I have two tables that represent a list of urls and their related word indexes. Here are the table definitions for reference.

desc urllist;
+-------+---------------------+------+-----+---------+----------------+
| Field | Type                | Null | Key | Default | Extra          |
+-------+---------------------+------+-----+---------+----------------+
| id    | bigint(20) unsigned | NO   | PRI | NULL    | auto_increment |
| url   | text                | NO   |     | NULL    |                |
+-------+---------------------+------+-----+---------+----------------+

and

desc wordlocation;
+----------+---------------------+------+-----+---------+-------+
| Field    | Type                | Null | Key | Default | Extra |
+----------+---------------------+------+-----+---------+-------+
| urlid    | bigint(20) unsigned | NO   |     | NULL    |       |
| wordid   | bigint(20) unsigned | NO   |     | NULL    |       |
| location | int(10) unsigned    | NO   |     | NULL    |       |
+----------+---------------------+------+-----+---------+-------+

The software app is a web spider. It crawls a list of urls, extracts those urls, and inserts these into the urllist table. Then, an indexer checks to see what urls have not yet been indexed, and then proceeds to index said urls.

Here is the query I am using to find items in the left table (urllist) that have not yet been indexed in the right table (wordlocation). This query is as suggested on the mysql.com website:

select * from urllist ul 
left join wordlocation wl on ul.id = wl.urlid 
where wl.urlid IS NULL;

As of this writing my test database has only 600 indexed urls, and the wordlocation table has 1.3 million rows. However, my CPU is at 100%, and the longest I've waited to see if the query would complete is a half hour (which, it never did by the way).

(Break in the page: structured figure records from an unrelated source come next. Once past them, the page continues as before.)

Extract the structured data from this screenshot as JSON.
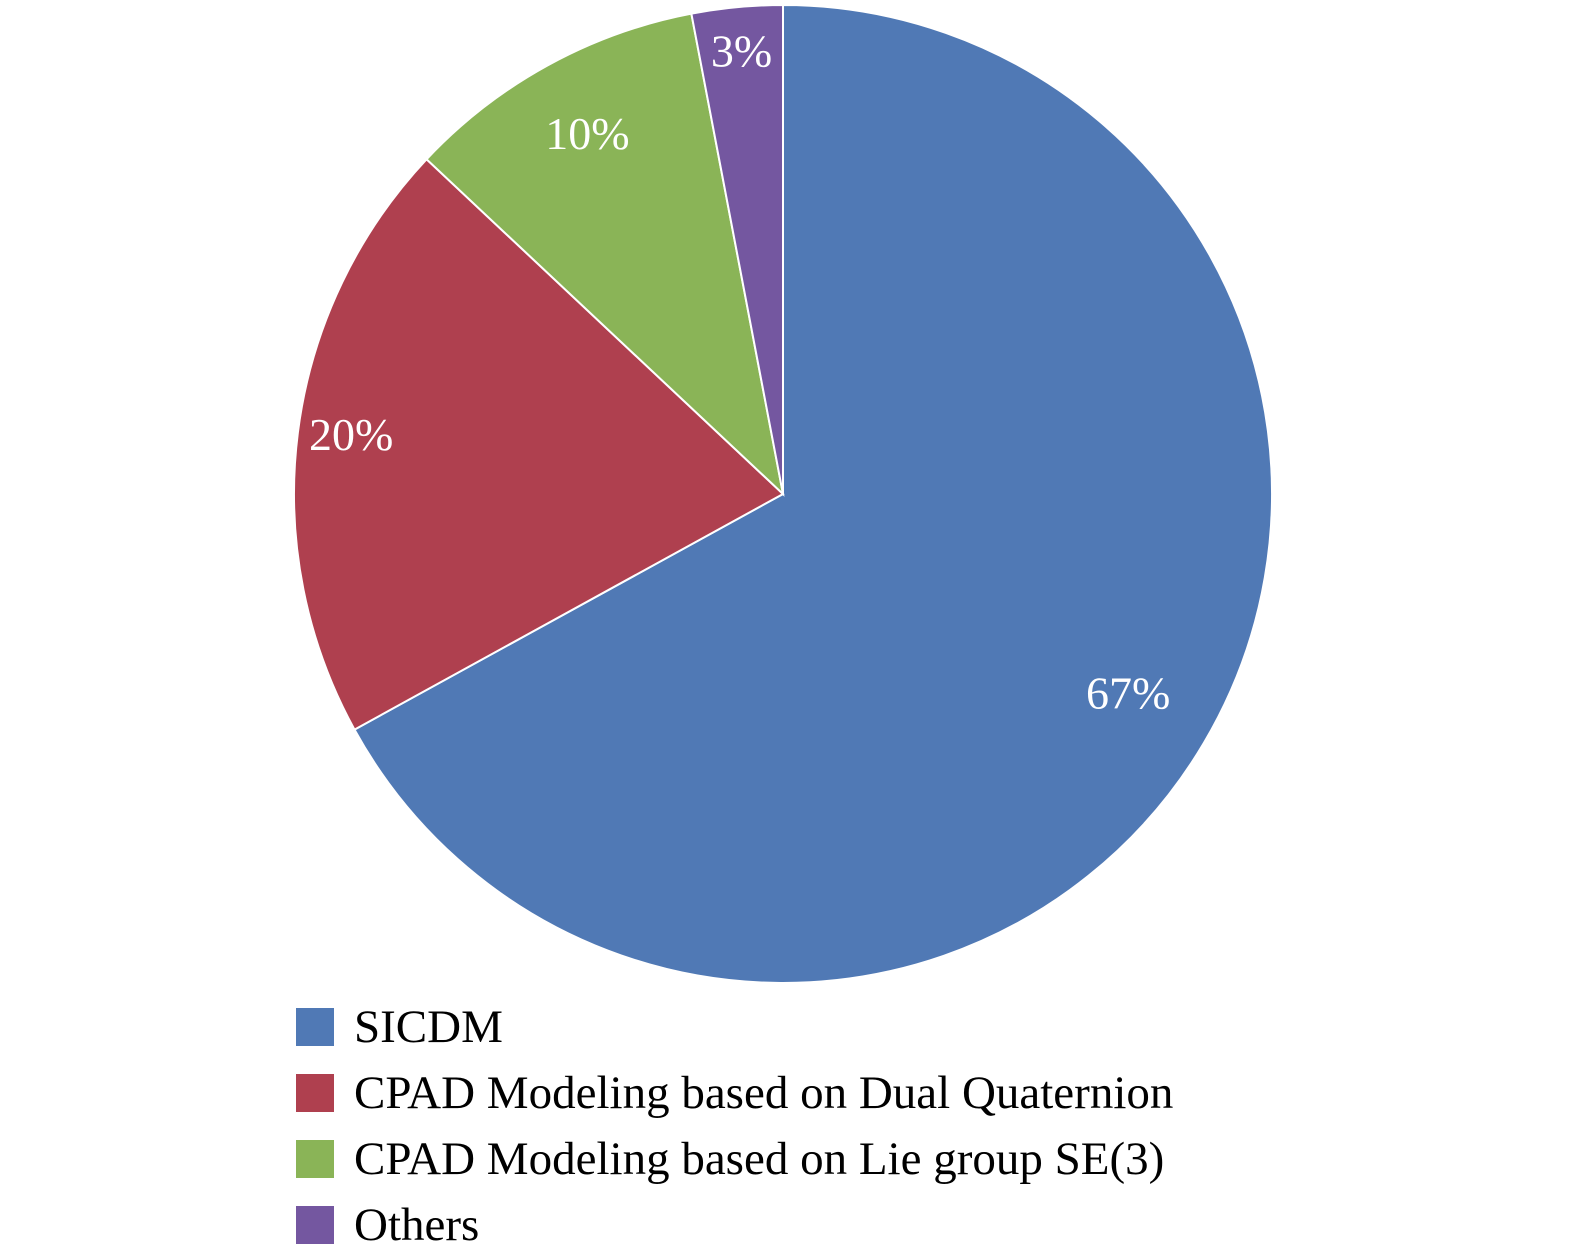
{
  "chart_data": {
    "type": "pie",
    "title": "",
    "start": "12 o'clock, clockwise",
    "legend_position": "bottom",
    "slices": [
      {
        "name": "SICDM",
        "value": 67,
        "label": "67%",
        "color": "#5079B5"
      },
      {
        "name": "CPAD Modeling based on Dual Quaternion",
        "value": 20,
        "label": "20%",
        "color": "#AF404F"
      },
      {
        "name": "CPAD Modeling based on Lie group SE(3)",
        "value": 10,
        "label": "10%",
        "color": "#8AB457"
      },
      {
        "name": "Others",
        "value": 3,
        "label": "3%",
        "color": "#7457A0"
      }
    ]
  }
}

To be thorough, here is the explanation of the query:

explain select * from urllist ul left join wordlocation wl on ul.id = wl.urlid where wl.urlid IS NULL;
+----+-------------+-------+------+---------------+------+---------+------+---------+-------------------------+
| id | select_type | table | type | possible_keys | key  | key_len | ref  | rows    | Extra                   |
+----+-------------+-------+------+---------------+------+---------+------+---------+-------------------------+
|  1 | SIMPLE      | ul    | ALL  | NULL          | NULL | NULL    | NULL |   50364 |                         |
|  1 | SIMPLE      | wl    | ALL  | NULL          | NULL | NULL    | NULL | 1351371 | Using where; Not exists |
+----+-------------+-------+------+---------------+------+---------+------+---------+-------------------------+

I need this query to finish in seconds, not minutes. Also, I'm worried about scalability. I have 40,000 unique urls that are waiting to be added to the index, so how do I take that into consideration with my table and query design? 400,000 urls?

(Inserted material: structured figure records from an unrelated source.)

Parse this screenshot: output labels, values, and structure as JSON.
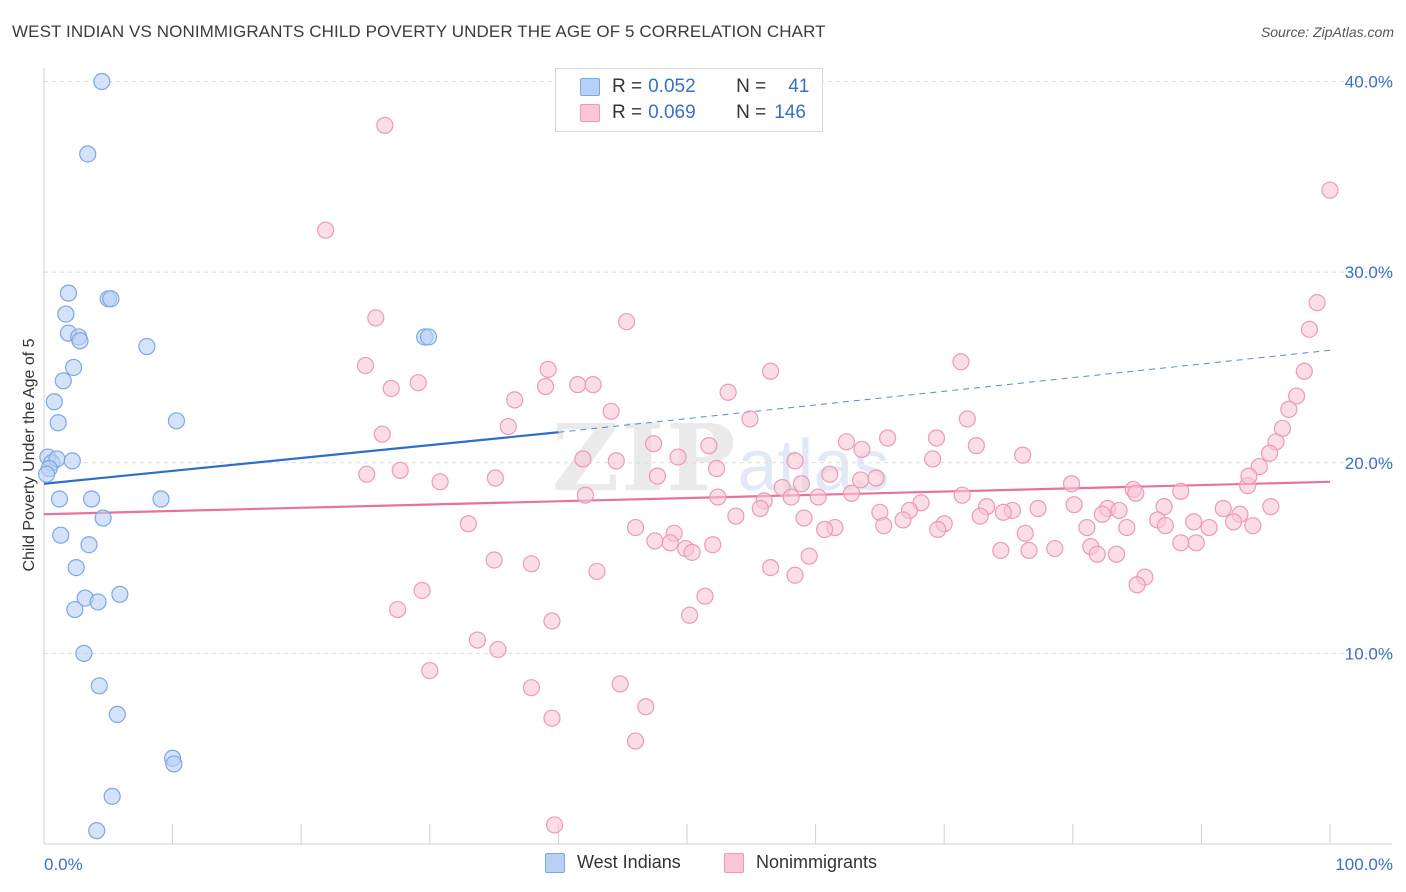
{
  "header": {
    "title": "WEST INDIAN VS NONIMMIGRANTS CHILD POVERTY UNDER THE AGE OF 5 CORRELATION CHART",
    "source": "Source: ZipAtlas.com"
  },
  "watermark": {
    "zip": "ZIP",
    "atlas": "atlas"
  },
  "legend": {
    "rows": [
      {
        "r_label": "R =",
        "r_value": "0.052",
        "n_label": "N =",
        "n_value": "41"
      },
      {
        "r_label": "R =",
        "r_value": "0.069",
        "n_label": "N =",
        "n_value": "146"
      }
    ]
  },
  "colors": {
    "west_indians_fill": "#b7d1f5",
    "west_indians_stroke": "#7ea7e0",
    "west_indians_line": "#2f6ec8",
    "nonimmigrants_fill": "#f8c6d6",
    "nonimmigrants_stroke": "#ec9ab6",
    "nonimmigrants_line": "#e8729a",
    "tick_text": "#3a6fc4",
    "grid": "#dcdcdc"
  },
  "chart_data": {
    "type": "scatter",
    "xlabel": "",
    "ylabel": "Child Poverty Under the Age of 5",
    "xlim": [
      0,
      100
    ],
    "ylim": [
      0,
      40.5
    ],
    "x_tick_labels": [
      {
        "value": 0,
        "label": "0.0%"
      },
      {
        "value": 100,
        "label": "100.0%"
      }
    ],
    "y_tick_labels": [
      {
        "value": 10,
        "label": "10.0%"
      },
      {
        "value": 20,
        "label": "20.0%"
      },
      {
        "value": 30,
        "label": "30.0%"
      },
      {
        "value": 40,
        "label": "40.0%"
      }
    ],
    "y_gridlines": [
      10,
      20,
      30,
      40
    ],
    "x_minor_ticks": [
      0,
      10,
      20,
      30,
      40,
      50,
      60,
      70,
      80,
      90,
      100
    ],
    "legend_position": "top-center",
    "series": [
      {
        "name": "West Indians",
        "trend": {
          "x0": 0,
          "y0": 18.9,
          "x1": 40,
          "y1": 21.6,
          "dash_to_x": 100,
          "dash_to_y": 25.9
        },
        "points": [
          [
            4.5,
            40.0
          ],
          [
            3.4,
            36.2
          ],
          [
            1.9,
            28.9
          ],
          [
            5.0,
            28.6
          ],
          [
            5.2,
            28.6
          ],
          [
            1.7,
            27.8
          ],
          [
            1.9,
            26.8
          ],
          [
            2.7,
            26.6
          ],
          [
            2.8,
            26.4
          ],
          [
            8.0,
            26.1
          ],
          [
            29.6,
            26.6
          ],
          [
            29.9,
            26.6
          ],
          [
            2.3,
            25.0
          ],
          [
            1.5,
            24.3
          ],
          [
            0.8,
            23.2
          ],
          [
            1.1,
            22.1
          ],
          [
            10.3,
            22.2
          ],
          [
            0.3,
            20.3
          ],
          [
            0.6,
            20.0
          ],
          [
            1.0,
            20.2
          ],
          [
            2.2,
            20.1
          ],
          [
            0.4,
            19.7
          ],
          [
            0.2,
            19.4
          ],
          [
            1.2,
            18.1
          ],
          [
            3.7,
            18.1
          ],
          [
            9.1,
            18.1
          ],
          [
            4.6,
            17.1
          ],
          [
            1.3,
            16.2
          ],
          [
            3.5,
            15.7
          ],
          [
            2.5,
            14.5
          ],
          [
            5.9,
            13.1
          ],
          [
            3.2,
            12.9
          ],
          [
            4.2,
            12.7
          ],
          [
            2.4,
            12.3
          ],
          [
            3.1,
            10.0
          ],
          [
            4.3,
            8.3
          ],
          [
            5.7,
            6.8
          ],
          [
            10.0,
            4.5
          ],
          [
            10.1,
            4.2
          ],
          [
            5.3,
            2.5
          ],
          [
            4.1,
            0.7
          ]
        ]
      },
      {
        "name": "Nonimmigrants",
        "trend": {
          "x0": 0,
          "y0": 17.3,
          "x1": 100,
          "y1": 19.0
        },
        "points": [
          [
            26.5,
            37.7
          ],
          [
            21.9,
            32.2
          ],
          [
            25.8,
            27.6
          ],
          [
            45.3,
            27.4
          ],
          [
            25.0,
            25.1
          ],
          [
            71.3,
            25.3
          ],
          [
            39.2,
            24.9
          ],
          [
            56.5,
            24.8
          ],
          [
            39.0,
            24.0
          ],
          [
            41.5,
            24.1
          ],
          [
            42.7,
            24.1
          ],
          [
            29.1,
            24.2
          ],
          [
            27.0,
            23.9
          ],
          [
            53.2,
            23.7
          ],
          [
            36.6,
            23.3
          ],
          [
            44.1,
            22.7
          ],
          [
            71.8,
            22.3
          ],
          [
            54.9,
            22.3
          ],
          [
            36.1,
            21.9
          ],
          [
            26.3,
            21.5
          ],
          [
            65.6,
            21.3
          ],
          [
            69.4,
            21.3
          ],
          [
            62.4,
            21.1
          ],
          [
            47.4,
            21.0
          ],
          [
            72.5,
            20.9
          ],
          [
            51.7,
            20.9
          ],
          [
            63.6,
            20.7
          ],
          [
            76.1,
            20.4
          ],
          [
            41.9,
            20.2
          ],
          [
            49.3,
            20.3
          ],
          [
            58.4,
            20.1
          ],
          [
            44.5,
            20.1
          ],
          [
            69.1,
            20.2
          ],
          [
            27.7,
            19.6
          ],
          [
            52.3,
            19.7
          ],
          [
            25.1,
            19.4
          ],
          [
            47.7,
            19.3
          ],
          [
            61.1,
            19.4
          ],
          [
            35.1,
            19.2
          ],
          [
            30.8,
            19.0
          ],
          [
            57.4,
            18.7
          ],
          [
            63.5,
            19.1
          ],
          [
            64.7,
            19.2
          ],
          [
            58.9,
            18.9
          ],
          [
            79.9,
            18.9
          ],
          [
            84.7,
            18.6
          ],
          [
            84.9,
            18.4
          ],
          [
            88.4,
            18.5
          ],
          [
            93.6,
            18.8
          ],
          [
            42.1,
            18.3
          ],
          [
            58.1,
            18.2
          ],
          [
            60.2,
            18.2
          ],
          [
            62.8,
            18.4
          ],
          [
            68.2,
            17.9
          ],
          [
            71.4,
            18.3
          ],
          [
            80.1,
            17.8
          ],
          [
            52.4,
            18.2
          ],
          [
            56.0,
            18.0
          ],
          [
            67.3,
            17.5
          ],
          [
            73.3,
            17.7
          ],
          [
            75.3,
            17.5
          ],
          [
            77.3,
            17.6
          ],
          [
            82.7,
            17.6
          ],
          [
            83.6,
            17.5
          ],
          [
            87.1,
            17.7
          ],
          [
            91.7,
            17.6
          ],
          [
            93.0,
            17.3
          ],
          [
            95.4,
            17.7
          ],
          [
            55.7,
            17.6
          ],
          [
            65.0,
            17.4
          ],
          [
            74.6,
            17.4
          ],
          [
            82.3,
            17.3
          ],
          [
            86.6,
            17.0
          ],
          [
            89.4,
            16.9
          ],
          [
            53.8,
            17.2
          ],
          [
            59.1,
            17.1
          ],
          [
            66.8,
            17.0
          ],
          [
            70.0,
            16.8
          ],
          [
            72.8,
            17.2
          ],
          [
            81.1,
            16.6
          ],
          [
            87.2,
            16.7
          ],
          [
            90.6,
            16.6
          ],
          [
            92.5,
            16.9
          ],
          [
            33.0,
            16.8
          ],
          [
            46.0,
            16.6
          ],
          [
            61.5,
            16.6
          ],
          [
            60.7,
            16.5
          ],
          [
            65.3,
            16.7
          ],
          [
            69.5,
            16.5
          ],
          [
            76.3,
            16.3
          ],
          [
            84.2,
            16.6
          ],
          [
            94.0,
            16.7
          ],
          [
            49.0,
            16.3
          ],
          [
            47.5,
            15.9
          ],
          [
            48.7,
            15.8
          ],
          [
            52.0,
            15.7
          ],
          [
            76.6,
            15.4
          ],
          [
            78.6,
            15.5
          ],
          [
            81.4,
            15.6
          ],
          [
            88.4,
            15.8
          ],
          [
            89.6,
            15.8
          ],
          [
            74.4,
            15.4
          ],
          [
            49.9,
            15.5
          ],
          [
            50.4,
            15.3
          ],
          [
            81.9,
            15.2
          ],
          [
            83.4,
            15.2
          ],
          [
            59.5,
            15.1
          ],
          [
            35.0,
            14.9
          ],
          [
            37.9,
            14.7
          ],
          [
            56.5,
            14.5
          ],
          [
            43.0,
            14.3
          ],
          [
            58.4,
            14.1
          ],
          [
            85.6,
            14.0
          ],
          [
            85.0,
            13.6
          ],
          [
            29.4,
            13.3
          ],
          [
            51.4,
            13.0
          ],
          [
            27.5,
            12.3
          ],
          [
            50.2,
            12.0
          ],
          [
            39.5,
            11.7
          ],
          [
            33.7,
            10.7
          ],
          [
            35.3,
            10.2
          ],
          [
            30.0,
            9.1
          ],
          [
            44.8,
            8.4
          ],
          [
            37.9,
            8.2
          ],
          [
            39.5,
            6.6
          ],
          [
            46.8,
            7.2
          ],
          [
            46.0,
            5.4
          ],
          [
            39.7,
            1.0
          ],
          [
            100.0,
            34.3
          ],
          [
            99.0,
            28.4
          ],
          [
            98.4,
            27.0
          ],
          [
            98.0,
            24.8
          ],
          [
            97.4,
            23.5
          ],
          [
            96.8,
            22.8
          ],
          [
            96.3,
            21.8
          ],
          [
            95.8,
            21.1
          ],
          [
            95.3,
            20.5
          ],
          [
            94.5,
            19.8
          ],
          [
            93.7,
            19.3
          ]
        ]
      }
    ]
  },
  "bottom_legend": {
    "items": [
      "West Indians",
      "Nonimmigrants"
    ]
  }
}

Just a couple notes about my decisions on the current table structure.

I have no intention of stopping at 400,000 urls, but perhaps bigint(20) is a bit overzealous?

Url as text is for more practical reasons. I index a lot of Asian and other foreign language domains which do not appear as their equivalent Kanji or other characters in the database and frequently take more than 255 characters.

I'm using MySQL. I'm definitely open to suggestions as to better table and query design. Please let me know if I can provide more information.

Best Answer

To help with your immediate problem, adding an index on wordlocation.urlid will help your query a lot.

For scalability, it sounds like your best route might be to add a field to urllist that can be easily referenced to see which urls have been indexed. For example a tinyint column called indexed with a default of zero (so new entries are always zero). Then when you index a url, update this column to a one.